The competition for talent is different now, too. Employers are competing with the full array of work experiences available to today’s employees—traditional and nontraditional jobs and, in some instances, not working at all.2 To get in the game, companies must offer adequate compensation and benefits packages; that is the ante. But to win, they must recognize how the rules of the game have changed. While workers are demanding (and receiving) higher compensation, many of them also want more flexibility, community, and an inclusive culture (what we call relational factors) to accept a full-time job at a traditional employer.

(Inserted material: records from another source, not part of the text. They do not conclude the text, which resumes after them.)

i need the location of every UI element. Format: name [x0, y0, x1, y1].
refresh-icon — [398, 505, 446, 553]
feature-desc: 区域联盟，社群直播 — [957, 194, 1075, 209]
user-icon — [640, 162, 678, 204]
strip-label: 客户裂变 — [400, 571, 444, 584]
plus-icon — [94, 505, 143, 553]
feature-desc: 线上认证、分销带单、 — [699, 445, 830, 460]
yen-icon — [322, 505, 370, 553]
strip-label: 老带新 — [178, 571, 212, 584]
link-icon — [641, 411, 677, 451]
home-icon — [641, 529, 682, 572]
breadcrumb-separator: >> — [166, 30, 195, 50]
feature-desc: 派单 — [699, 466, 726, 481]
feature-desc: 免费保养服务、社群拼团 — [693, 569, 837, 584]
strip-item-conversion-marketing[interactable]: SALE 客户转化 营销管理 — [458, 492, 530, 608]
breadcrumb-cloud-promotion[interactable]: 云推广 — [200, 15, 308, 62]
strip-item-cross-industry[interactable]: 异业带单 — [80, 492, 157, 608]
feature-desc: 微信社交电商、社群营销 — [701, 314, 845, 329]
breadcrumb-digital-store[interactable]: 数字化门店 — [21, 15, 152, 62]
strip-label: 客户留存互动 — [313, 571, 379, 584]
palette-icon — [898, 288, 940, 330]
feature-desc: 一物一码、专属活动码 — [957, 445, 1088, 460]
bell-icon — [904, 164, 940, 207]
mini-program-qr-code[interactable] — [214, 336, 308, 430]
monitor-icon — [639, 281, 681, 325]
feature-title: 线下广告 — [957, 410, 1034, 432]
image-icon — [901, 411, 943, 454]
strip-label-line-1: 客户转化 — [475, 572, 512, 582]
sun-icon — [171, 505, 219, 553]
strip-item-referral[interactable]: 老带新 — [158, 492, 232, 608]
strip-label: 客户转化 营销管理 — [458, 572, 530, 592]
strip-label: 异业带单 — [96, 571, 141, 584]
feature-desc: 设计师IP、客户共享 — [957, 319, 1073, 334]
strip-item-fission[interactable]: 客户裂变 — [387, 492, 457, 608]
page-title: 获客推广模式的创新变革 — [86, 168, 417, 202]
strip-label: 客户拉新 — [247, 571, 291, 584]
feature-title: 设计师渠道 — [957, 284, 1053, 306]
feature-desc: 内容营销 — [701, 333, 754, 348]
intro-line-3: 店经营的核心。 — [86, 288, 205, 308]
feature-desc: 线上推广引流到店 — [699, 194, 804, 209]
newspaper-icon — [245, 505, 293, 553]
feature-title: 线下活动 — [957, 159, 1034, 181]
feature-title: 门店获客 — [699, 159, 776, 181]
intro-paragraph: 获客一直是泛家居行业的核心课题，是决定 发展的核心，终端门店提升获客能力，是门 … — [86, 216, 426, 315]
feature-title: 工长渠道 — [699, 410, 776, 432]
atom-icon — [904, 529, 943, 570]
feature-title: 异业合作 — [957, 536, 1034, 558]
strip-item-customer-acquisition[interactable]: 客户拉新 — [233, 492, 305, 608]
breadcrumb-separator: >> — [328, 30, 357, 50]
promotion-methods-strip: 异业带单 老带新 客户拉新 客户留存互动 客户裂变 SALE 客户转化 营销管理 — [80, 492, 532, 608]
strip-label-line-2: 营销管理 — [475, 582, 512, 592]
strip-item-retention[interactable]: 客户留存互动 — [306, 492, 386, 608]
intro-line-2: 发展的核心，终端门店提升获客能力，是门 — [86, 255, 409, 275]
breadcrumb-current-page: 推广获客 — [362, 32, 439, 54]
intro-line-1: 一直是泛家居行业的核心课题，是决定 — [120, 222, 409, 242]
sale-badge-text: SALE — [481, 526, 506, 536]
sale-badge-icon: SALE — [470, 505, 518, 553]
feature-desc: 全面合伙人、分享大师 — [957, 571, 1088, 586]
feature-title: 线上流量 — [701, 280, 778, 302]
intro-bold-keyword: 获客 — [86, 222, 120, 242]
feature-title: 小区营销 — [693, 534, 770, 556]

Traditional employers must compete across all these elements. They will likely need to adopt entirely new tactics to find and attract “latent” talent—workers who aren’t currently looking to rejoin the labor market but who might come back if they get the right offer.
In this article, we look at the employees who left a job without another in hand, who returned and why, and how companies can begin to bring more workers back into the fold. Now more than ever, companies must redefine their attraction and retention strategies and build a value proposition that takes employees’ whole lives into account. The longer they wait, the more burnout they will create among existing employees, potentially leading to even more attrition.